Entre tanto, no se me puede olvidar el entusiasmo lector y la calidez de Loretta y Gina, indispensables para que e albatros siga planeando mientras Rodrigo pedalea, la cordialidad de Martina, la vociferante euforia constructiva de Santiago, la inquietante curiosidad de Gabriela...
Me faltan nombres, digo, pero los recuperaré, porque tenía que ser en Ginebra, después de más de 20 años en europa, donde comprendiera, por fin, qué coño es ser hispanoamericano.
Y me gustó.
Jorge Eduardo Benavides
Albatros
Lo primero que me sorprendió de la librería Albatros fue la variedad y calidad de sus títulos y lo muy al día que estaba su dueño, Rodrigo Díaz, en materia de novedades editoriales. Esto, que puede ser más o menos una obviedad en cualquier librería, cobra otro sentido si les digo que se trata de una pequeña librería de libros en español, situada en el corazón de Ginebra. Fue también mi primera visita a una ciudad que andando el tiempo se ha convertido casi en otra casa para mí, habida cuenta de que suelo ir con frecuencia a dictar talleres o a presentar libros y he terminado por hacerme con un plano mental del casco viejo y algunos otros barrios como Paquin, Plain Palais o Carouge en los que, paseando por sus calles o en torno al lago Leman siempre experimento el breve asalto de la felicidad, sobre todo cuando por las mañanas me instalo en la cómoda biblioteca municipal a escribir. Por todos lados brotan pequeños cafés y bistrots que parecen salidos de un apunte de George Grosz, callejas pulcras y sinuosas por donde cruzan atildados hombres de negocios e infinidad de restaurantes y brasseriès estupendos para disfrutar de un entrecote o la olorosa fondue, regado todo con un buen vaso de vino de la región.
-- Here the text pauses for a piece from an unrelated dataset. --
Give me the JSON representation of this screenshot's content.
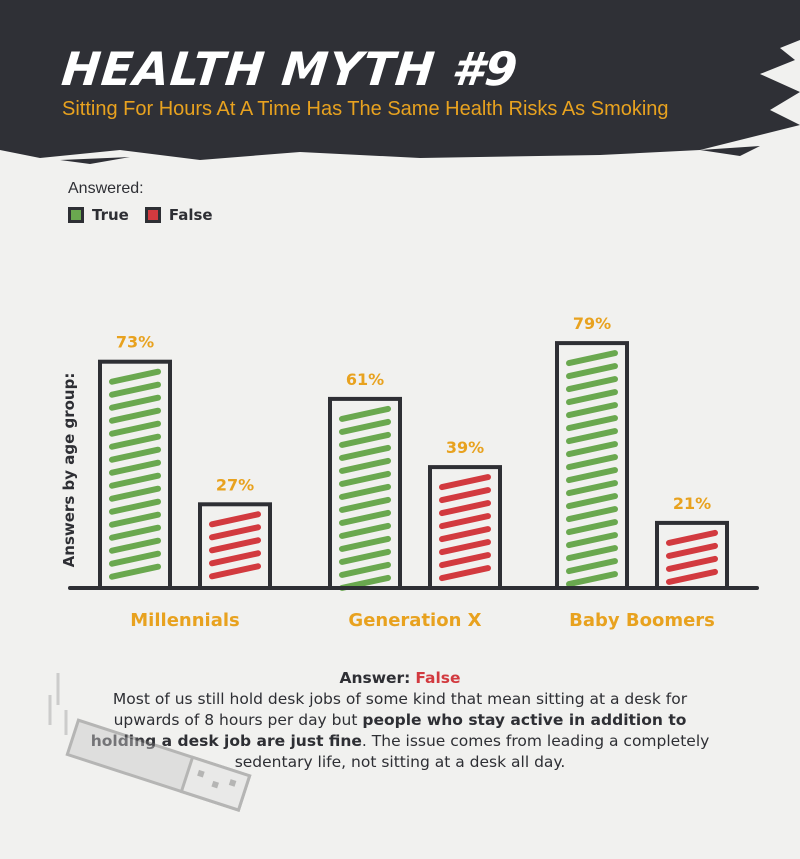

Pero Ginebra también son los amigos como Rodrigo Díaz, un librero que trabaja con entusiasmo para tener en su librería las últimas novedades editoriales no sólo españolas sino de otros países de habla hispana: Visitar Albatros es vivir siempre la acechanza de la sorpresa, pues allí es frecuente encontrar libros que resultan imposibles de hallar en España o incluso darse de bruces con joyas que sucumben en las librerías españolas ante la avalancha de títulos más ostentosos. Rodrigo no sólo es un librero cuidadoso y sagaz: ahí, en el pequeño espacio de Albatros, ha presentado libros de una larguísima lista de escritores españoles e hispanoamericanos y ha gestionado que muchos de ellos den conferencias, en colaboración con Daniel Ibarra, de la asociación Abanico, y con John Deighan, un profesor entusiasta y siempre presto a traer gente de los confines del mundo para satisfacer la curiosidad de sus alumnos.
Rodrigo es uno de esos gestores culturales que no saben que lo son pero que funcionan ellos solos con la laboriosidad y diligencia de un equipo al completo: te bombardea a correos electrónicos para dejar todo a punto, te recibe en el aeropuerto -pese a que no tiene coche- te instala donde te vayas a quedar, te consigue lo que necesites (por ejemplo un imprescindible adaptador para los enigmáticos enchufes suizos) y luego siempre tiene tiempo y ganas para salir a tomar una copa. De manera que Albatros no sólo es uno de esos lugares referenciales para todo aquel que quiera encontrar una novedad editorial o un libro a punto de ser descatalogado, o para ir a escuchar a un escritor que viene a presentar su último libro o a dar una conferencia. Albatros es, en realidad, un centro cultural que aglutina a hispanoamericanos, españoles y suizos en torno a los libros y a nuestro sonoro español que allí, en la fría y educada Ginebra, resuena en todos los acentos posibles: es decir, cosmopolita. Y en estos tiempos de insensatez diferencial, es un pequeño milagro que ocurre en el centro mismo de Europa.